The researchers suggest several factors that may be contributing to worse outcomes in rural areas, despite significant public health and policy efforts to reduce rural-urban inequities. Even as the rate of uninsured rural Americans declined over recent years, a spate of rural hospital closures over the past decade has resulted in longer travel times and delays in emergency medical services and treatments that adversely affected outcomes for emergent cardiac conditions.
“One bright spot is that we found that the subgroup of older adults who present to rural hospitals with a very severe type of a heart attack known as ST-elevation myocardial infarction, or STEMI, experience similar outcomes to their urban counterparts,” said Wadhera. “This is good news and suggests that concerted public health initiatives over the past decade, like regional systems of care and transfer protocols, have helped eliminate the rural-urban gap in outcomes for the most emergent type of heart attack.”
In addition, rural areas have experienced a decline in primary care physicians and specialties which may make access to follow-up care after discharge more difficult. These challenges, coupled with worse access to cardiac rehab and important rehab services after stroke may contribute to worse outcomes in rural areas and may disproportionately affect minorities.

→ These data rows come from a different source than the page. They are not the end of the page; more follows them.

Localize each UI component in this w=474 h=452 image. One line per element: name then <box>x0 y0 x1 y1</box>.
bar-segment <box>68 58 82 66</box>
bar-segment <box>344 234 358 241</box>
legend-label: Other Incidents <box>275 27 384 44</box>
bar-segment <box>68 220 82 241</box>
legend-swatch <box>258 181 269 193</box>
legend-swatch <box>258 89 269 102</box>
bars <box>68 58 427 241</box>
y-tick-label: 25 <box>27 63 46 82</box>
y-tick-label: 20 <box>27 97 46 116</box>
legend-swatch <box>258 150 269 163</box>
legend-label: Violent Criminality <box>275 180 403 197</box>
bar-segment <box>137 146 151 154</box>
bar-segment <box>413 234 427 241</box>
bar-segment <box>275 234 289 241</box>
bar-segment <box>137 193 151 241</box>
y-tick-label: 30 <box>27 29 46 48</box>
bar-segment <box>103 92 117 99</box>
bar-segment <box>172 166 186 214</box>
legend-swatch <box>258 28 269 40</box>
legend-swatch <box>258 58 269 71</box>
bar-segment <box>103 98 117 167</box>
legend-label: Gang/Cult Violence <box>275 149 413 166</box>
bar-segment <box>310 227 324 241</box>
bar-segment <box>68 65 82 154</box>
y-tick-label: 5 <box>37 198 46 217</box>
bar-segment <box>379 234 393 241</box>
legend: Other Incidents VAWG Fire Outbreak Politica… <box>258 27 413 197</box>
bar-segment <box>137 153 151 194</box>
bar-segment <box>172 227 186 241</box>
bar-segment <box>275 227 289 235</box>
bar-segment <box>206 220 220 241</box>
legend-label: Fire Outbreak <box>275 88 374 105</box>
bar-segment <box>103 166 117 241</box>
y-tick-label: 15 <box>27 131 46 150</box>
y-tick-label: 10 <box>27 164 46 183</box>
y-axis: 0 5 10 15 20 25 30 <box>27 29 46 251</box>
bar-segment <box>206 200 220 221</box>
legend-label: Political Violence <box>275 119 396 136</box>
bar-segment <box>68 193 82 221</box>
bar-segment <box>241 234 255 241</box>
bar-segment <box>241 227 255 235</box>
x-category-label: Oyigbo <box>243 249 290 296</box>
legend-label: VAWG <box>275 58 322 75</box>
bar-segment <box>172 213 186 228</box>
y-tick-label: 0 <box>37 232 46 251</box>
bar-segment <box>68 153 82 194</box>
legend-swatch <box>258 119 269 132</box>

Beyond challenges with access to care, the researchers cite a relative lack of “intensity of care,” or a lack of resources and infrastructure in the rural setting, as another factor that may contribute to these rural-urban disparities.
“These findings may reflect rural-urban gaps in telestroke services that are secondary to financial constraints, the lack of high-speed internet, and regulatory barriers,” said Loccoh.
Within rural areas, the researchers saw significant disparities in care received at critical access hospitals (CAHs) versus noncritical access hospitals. Federally designated as part of the Medicare Rural Hospital Flexibility Program, critical access hospitals are intended to improve health care and emergency services in remote rural areas. However, Wadhera and colleagues found that Medicare beneficiaries were actually less likely to receive procedural care for heart attack or stroke when initially seeking care at CAHs than they were at noncritical access sites. The risk of mortality was higher among patients accessing care at CAHs as well.
This work was supported by the Sarnoff Cardiovascular Research Fellowship; grants from the National Institutes of Health, National Heart, Lung, and Blood Institute (grants K23HL14852500, R01HL143421, R01HL136708, R01HL157530 and K23HL14852500); the National Institute on Aging (grant R018G060935).
Co-authors include Yun Wang, Dhruv Kazi, and Karen Joynt Maddox of Brigham and Women’s Hospital.
Robert Yeh, a co-author of the paper at Beth Israel Deaconess, receives personal fees from Biosense Webster, grants and personal fees from Abbott Vascular, AstraZeneca, Boston Scientific, and Medtronic, outside the submitted work. Wadhera serves as a consultant for Abbott, outside the submitted work. All other authors have no disclosures.